Numa primeira apreciação podemos dizer que os vinhos estiveram num nível muito alto. Sete dos oito vinhos em prova obtiveram classificação final suficiente para ganhar provas anteriores. A diferença ente o vinho mais pontuado e o sétimo classificado foi de apenas 12 pontos. Mais, com a excepção do vinho Baga 2013 da Filipa Pato, o menos pontuado da prova, todos os outros foram eleitos o melhor em prova por pelo menos um dos provadores. Admirável!

E o vinho da colheita de 1991? Bem, numa primeira apreciação não saltava à vista. Nem pela cor, aroma ou no ataque e final de boca. O vinho apresentava uma admirável juventude aos 24 anos de idade. Apenas 7 dos 11 experimentados provadores o identificaram. Surpreendente? Não! Defeito dos provadores? Também não! Mérito do vinho, de uma casta, melhor de uma região que tem tudo para marcar a diferença no mundo.

Classificação final

Outrora 2010, 87 pontos. Colinas S. Lourenço 2011, 86 pontos. Kompassus 2011, 81 pontos. Marquês de Marialva Reserva 2010, 79 pontos. Aliança Baga 2009, 78 pontos. Cinquentenário Adega Cantanhede 2003, 76, pontos. Confirmado 1991, 75 pontos. e prémio vinagre, Filipa Pato, Baga 2013, 65 pontos.

O irmão Beto, de ora em diante Senhor Baga, conforme titulo supra anunciado, fez o pleno na prova, identificando todos os oito vinhos!

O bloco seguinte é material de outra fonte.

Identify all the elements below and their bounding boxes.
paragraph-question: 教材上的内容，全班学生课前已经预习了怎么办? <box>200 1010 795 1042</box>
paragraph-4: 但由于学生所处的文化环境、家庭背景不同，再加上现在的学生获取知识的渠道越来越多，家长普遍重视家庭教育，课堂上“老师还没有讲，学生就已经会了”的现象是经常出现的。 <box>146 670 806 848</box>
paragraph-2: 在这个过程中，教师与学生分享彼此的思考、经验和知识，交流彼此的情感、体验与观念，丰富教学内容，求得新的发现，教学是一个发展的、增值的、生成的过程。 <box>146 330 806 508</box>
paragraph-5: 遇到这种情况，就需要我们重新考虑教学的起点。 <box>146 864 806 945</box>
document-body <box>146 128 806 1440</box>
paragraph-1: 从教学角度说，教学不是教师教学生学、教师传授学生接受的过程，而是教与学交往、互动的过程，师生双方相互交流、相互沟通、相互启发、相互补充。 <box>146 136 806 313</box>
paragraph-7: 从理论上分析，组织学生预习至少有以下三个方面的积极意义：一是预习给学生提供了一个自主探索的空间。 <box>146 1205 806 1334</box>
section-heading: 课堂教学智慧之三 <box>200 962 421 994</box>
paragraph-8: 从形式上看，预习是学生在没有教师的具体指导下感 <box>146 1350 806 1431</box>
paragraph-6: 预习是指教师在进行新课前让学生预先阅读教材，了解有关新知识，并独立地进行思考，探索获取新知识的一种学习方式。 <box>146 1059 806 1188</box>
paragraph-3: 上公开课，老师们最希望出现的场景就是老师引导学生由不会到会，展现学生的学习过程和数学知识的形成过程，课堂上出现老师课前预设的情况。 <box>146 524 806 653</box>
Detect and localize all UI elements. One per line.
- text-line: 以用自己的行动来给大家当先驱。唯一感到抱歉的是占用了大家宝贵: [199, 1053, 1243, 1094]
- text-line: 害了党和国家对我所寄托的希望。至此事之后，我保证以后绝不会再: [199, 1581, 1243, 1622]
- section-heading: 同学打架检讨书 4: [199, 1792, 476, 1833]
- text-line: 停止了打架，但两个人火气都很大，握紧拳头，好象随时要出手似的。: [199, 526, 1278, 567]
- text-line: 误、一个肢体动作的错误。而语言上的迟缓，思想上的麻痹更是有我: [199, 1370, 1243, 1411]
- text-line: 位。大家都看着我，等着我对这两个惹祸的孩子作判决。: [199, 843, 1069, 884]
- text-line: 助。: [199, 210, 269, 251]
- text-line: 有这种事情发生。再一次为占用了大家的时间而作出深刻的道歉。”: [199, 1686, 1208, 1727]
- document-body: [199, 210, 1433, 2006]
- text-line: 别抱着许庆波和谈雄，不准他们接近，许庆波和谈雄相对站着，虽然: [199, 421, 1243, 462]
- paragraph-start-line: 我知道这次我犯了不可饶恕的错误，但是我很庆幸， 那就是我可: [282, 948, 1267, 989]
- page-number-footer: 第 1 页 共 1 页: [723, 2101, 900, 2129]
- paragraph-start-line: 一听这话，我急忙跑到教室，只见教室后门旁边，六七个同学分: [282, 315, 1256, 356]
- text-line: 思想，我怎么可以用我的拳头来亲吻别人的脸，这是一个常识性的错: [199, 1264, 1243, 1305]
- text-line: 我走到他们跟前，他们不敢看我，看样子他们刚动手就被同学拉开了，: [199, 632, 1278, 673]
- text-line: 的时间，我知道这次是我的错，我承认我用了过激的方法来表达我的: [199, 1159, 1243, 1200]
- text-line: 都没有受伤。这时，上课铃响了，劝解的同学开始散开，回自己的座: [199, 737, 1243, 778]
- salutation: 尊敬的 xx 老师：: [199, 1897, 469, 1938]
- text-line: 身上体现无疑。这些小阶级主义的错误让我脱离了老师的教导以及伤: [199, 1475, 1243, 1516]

Quer esta irmandade prestar aqui a sua homenagem a todos os homens e mulheres que trabalham nas vinha e nas adegas bairradinas, inovando e revolucionando todos os dias, de modo a colocar os seus vinhos no top das preferências dos consumidores mais exigentes. Nunca se poderá deixar de sublinhar, neste conjunto de pessoas, o papel do senhor Luís Pato, o mais emblemático e inovador produtor da bairradino e o responsável maior pela metamorfose dos vinhos da casta baga. Bem-haja!

Por fim, por unanimidade e não menos importante, ficou decidido em nome da defesa da qualidade dos vinhos apresentados a prova, com efeitos imediatos, que o irmão que apresente o vinho menos pontuado na prova, seja premiado com a apresentação de um Porto de categoria superior no Tonel seguinte. O Daniel é pois o feliz contemplado!

Agradeça-se o bom serviço do restaurante Estação de Sabores.

Irmandade dos Tonéis, desde 2000 por vinhos de um cabrão!